En route vers le Sommet pour l’Action sur l’IA

En route vers le Sommet pour l’Action sur l’IA

#Trends Compte-rendu de la rencontre du 29 janvier 2025

L’IA, mes data et Moi

Valoriser les données personnelles en toute sécurité pour une IA de confiance

En route vers le Sommet pour l’Action sur l’intelligence artificielle (IA), pour lequel cet événement a reçu la labellisation, cette nouvelle rencontre de La villa numeris entendait explorer des voies nouvelles pour concilier l’utilisation des données personnelles et le respect des règles en vigueur.

Alors que l'intelligence artificielle transforme l'économie et la société avec des algorithmes entrainés sur toujours plus de données, une collaboration accrue entre régulateurs et industrie est nécessaire pour clarifier les bonnes pratiques et soutenir l'innovation.

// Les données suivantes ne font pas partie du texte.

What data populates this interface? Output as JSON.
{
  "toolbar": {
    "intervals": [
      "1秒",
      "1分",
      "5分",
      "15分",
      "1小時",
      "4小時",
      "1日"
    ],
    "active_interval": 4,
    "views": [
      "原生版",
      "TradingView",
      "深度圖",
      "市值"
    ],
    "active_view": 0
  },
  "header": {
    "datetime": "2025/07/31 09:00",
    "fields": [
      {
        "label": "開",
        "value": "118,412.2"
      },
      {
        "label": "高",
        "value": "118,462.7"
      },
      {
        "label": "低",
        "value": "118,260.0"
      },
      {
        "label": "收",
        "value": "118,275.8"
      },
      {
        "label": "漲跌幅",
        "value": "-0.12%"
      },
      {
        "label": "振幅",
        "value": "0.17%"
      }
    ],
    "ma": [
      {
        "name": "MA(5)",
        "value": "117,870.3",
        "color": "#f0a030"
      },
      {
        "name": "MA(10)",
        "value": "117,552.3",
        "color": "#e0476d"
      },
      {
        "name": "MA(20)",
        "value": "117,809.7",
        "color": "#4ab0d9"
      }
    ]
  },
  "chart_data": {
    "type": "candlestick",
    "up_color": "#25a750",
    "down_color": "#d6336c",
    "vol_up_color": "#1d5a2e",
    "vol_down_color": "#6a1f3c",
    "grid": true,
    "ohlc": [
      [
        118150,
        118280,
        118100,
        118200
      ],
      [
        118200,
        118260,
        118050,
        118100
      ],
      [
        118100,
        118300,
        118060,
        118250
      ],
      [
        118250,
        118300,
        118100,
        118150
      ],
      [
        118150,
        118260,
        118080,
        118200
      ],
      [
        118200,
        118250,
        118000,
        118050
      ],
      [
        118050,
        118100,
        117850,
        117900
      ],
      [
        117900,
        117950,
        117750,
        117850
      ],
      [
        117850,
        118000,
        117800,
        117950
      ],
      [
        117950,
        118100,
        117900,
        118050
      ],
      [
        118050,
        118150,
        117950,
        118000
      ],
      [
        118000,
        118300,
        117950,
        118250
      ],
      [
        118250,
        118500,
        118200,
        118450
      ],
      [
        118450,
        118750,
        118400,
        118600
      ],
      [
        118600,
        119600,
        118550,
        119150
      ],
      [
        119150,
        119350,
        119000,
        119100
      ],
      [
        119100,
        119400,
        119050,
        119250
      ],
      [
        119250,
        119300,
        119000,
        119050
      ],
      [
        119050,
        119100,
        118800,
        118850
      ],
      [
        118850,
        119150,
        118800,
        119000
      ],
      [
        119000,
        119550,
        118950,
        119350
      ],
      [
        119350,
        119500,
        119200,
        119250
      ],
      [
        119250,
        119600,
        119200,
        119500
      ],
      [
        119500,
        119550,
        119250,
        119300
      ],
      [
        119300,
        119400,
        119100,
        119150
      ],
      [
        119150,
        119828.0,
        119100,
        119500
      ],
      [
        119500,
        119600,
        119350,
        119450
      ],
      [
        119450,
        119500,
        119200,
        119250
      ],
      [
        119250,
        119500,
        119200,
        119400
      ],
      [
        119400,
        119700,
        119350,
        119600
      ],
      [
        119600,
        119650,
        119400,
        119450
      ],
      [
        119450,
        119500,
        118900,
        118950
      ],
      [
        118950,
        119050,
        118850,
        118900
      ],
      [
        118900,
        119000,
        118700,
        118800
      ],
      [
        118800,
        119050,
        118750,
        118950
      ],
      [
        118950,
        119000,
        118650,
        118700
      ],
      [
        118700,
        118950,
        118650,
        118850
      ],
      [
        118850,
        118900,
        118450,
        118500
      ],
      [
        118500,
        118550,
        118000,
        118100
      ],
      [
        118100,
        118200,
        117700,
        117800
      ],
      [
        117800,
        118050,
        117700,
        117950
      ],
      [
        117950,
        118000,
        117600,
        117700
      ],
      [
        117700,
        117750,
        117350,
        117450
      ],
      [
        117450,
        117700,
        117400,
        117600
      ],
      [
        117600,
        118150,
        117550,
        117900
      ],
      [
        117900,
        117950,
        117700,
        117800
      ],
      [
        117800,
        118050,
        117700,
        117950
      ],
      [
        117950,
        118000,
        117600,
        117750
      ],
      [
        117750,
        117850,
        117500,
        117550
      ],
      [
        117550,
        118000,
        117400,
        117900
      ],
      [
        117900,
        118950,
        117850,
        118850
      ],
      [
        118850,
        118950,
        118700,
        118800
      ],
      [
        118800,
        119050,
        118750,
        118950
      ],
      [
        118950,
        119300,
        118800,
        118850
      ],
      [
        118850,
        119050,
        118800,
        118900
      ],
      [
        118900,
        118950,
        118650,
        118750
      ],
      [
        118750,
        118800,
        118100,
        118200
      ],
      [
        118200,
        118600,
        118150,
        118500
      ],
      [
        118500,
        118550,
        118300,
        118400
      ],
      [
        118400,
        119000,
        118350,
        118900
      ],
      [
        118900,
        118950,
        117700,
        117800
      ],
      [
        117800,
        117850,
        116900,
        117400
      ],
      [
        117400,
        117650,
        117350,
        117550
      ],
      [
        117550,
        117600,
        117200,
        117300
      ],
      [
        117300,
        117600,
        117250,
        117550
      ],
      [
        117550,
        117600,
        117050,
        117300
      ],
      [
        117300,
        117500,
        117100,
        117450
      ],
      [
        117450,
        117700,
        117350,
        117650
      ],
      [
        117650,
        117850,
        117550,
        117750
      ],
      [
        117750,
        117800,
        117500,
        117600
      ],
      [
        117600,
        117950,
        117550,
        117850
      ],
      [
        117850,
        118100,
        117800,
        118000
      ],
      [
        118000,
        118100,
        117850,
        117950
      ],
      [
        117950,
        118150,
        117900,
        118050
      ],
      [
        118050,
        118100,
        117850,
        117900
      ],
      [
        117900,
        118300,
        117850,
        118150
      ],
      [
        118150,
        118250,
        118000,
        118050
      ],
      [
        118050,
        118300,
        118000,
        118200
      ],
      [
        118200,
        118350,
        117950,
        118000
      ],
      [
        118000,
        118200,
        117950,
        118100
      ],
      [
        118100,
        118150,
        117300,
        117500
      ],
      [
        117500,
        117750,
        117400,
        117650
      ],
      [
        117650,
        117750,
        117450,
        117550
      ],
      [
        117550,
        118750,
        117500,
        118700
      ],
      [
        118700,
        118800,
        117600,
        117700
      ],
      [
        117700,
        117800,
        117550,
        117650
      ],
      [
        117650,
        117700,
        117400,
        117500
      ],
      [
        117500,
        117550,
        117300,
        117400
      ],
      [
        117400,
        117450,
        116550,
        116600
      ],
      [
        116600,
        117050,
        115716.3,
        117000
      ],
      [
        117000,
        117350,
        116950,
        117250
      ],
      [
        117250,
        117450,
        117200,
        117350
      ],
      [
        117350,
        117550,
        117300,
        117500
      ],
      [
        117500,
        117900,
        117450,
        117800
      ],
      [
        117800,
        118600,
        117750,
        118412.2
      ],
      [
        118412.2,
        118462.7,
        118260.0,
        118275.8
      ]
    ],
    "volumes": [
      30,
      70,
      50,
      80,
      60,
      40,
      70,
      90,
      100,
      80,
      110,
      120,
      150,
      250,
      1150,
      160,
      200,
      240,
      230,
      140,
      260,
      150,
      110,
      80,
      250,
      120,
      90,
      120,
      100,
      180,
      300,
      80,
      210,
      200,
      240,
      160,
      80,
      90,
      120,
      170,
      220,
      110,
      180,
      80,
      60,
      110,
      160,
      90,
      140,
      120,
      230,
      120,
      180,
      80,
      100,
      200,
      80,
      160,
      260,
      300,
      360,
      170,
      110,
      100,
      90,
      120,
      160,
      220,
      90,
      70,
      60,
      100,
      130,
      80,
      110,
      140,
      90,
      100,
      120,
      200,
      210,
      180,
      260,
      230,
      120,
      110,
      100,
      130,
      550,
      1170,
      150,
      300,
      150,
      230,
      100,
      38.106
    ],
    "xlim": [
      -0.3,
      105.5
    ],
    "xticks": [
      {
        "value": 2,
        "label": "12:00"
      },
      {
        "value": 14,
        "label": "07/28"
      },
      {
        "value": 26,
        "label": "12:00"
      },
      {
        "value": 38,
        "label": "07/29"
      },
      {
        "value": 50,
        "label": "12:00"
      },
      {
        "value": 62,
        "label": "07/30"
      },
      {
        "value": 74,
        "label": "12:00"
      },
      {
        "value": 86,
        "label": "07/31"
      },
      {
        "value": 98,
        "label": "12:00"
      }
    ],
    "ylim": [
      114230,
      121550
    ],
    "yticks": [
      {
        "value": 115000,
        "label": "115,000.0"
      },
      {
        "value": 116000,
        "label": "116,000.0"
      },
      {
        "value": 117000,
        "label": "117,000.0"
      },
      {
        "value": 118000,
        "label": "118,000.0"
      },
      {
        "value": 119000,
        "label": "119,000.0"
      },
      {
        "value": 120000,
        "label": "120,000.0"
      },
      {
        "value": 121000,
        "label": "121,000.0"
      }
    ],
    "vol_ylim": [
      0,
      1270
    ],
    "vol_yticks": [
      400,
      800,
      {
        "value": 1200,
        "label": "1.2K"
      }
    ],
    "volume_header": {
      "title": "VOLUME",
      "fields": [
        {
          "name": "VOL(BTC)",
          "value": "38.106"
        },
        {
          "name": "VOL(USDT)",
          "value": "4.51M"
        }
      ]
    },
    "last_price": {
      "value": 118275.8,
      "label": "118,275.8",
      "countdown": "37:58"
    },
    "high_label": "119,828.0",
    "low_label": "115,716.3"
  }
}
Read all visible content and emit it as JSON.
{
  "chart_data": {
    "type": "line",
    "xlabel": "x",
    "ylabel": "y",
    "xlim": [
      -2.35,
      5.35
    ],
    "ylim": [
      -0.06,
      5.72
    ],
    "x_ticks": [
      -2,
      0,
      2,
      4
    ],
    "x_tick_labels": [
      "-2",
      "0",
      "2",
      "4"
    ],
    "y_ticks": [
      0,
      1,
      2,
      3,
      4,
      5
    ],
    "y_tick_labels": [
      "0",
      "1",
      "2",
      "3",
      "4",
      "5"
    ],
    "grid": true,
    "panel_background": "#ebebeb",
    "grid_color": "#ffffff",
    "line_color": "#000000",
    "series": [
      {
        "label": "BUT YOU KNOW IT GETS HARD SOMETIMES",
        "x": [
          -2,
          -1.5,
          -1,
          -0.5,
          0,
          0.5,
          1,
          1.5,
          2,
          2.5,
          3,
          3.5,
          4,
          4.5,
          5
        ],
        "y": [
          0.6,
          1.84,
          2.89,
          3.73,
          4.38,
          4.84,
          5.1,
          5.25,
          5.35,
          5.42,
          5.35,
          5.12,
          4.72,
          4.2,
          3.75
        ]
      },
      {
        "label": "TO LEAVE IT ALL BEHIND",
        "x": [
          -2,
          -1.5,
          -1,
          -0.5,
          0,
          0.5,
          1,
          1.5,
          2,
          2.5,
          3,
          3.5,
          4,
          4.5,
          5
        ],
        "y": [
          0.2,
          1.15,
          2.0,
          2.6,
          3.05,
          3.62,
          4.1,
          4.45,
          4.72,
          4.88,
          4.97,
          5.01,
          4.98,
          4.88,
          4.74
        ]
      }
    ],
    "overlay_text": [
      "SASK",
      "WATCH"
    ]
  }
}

Le président de La villa numeris, David Lacombled, rappelant que «la législation européenne est faite pour protéger les consommateurs européens», interroge les grands témoins de la rencontre : «peut-on rester dans la course à l’innovation et rester fidèle à la défense des droits des individus ?». 

Au tour de l’Europe

«Nous avons un énorme atout : les données. Nous avons un marché de 750 millions d’habitants», se réjouit Thaima Samman, avocate, fondatrice du Cabinet Samman. En effet, «avec son inventivité», «avec son respect des humains» loue David Lacombled, «l’Europe a encore toute sa place à prendre dans le concert des intelligences artificielles». Évoquant l’application chinoise DeepSeek qui l’a «beaucoup intrigué», Théodore Christakis, professeur et auteur de l’étude «L’importance de la pseudonymisation à l’ère de l’Intelligence Artificielle : au-delà du binaire» réalisée pour le cabinet Samman, constate que «tout ce débat, ouvre des opportunités pour l’Europe. Elle a, peut-être, une chance de rattraper son retard en matière d’IA générative». Il rappelle d’ailleurs que «DeepSeek opère depuis la Chine» où le cloud est conservé et où «le gouvernement peut accéder».

Pour Guillaume Poupard, directeur général adjoint de Docaposte, cette application présente «des risques majeurs sur les données. On connaît le système chinois». Pour lui, «il ne faut pas l’importer mais la copier». Il estime qu’ «on va continuer à faire des avancées scientifiques qui permettront de réduire la puissance de calculs nécessaires». D’ailleurs, Romain Lerallut, directeur du AI Lab de Criteo note que «DeepSeek intégré au moteur Perplexity, c’est DeepSeek sans la Chine !» Pour lui, une création avec un aspect éditorial dit quelque chose «des valeurs portées par les créateurs. Avec ces moteurs, il s’agit d’y incorporer les valeurs qu’on aimerait que le monde ait».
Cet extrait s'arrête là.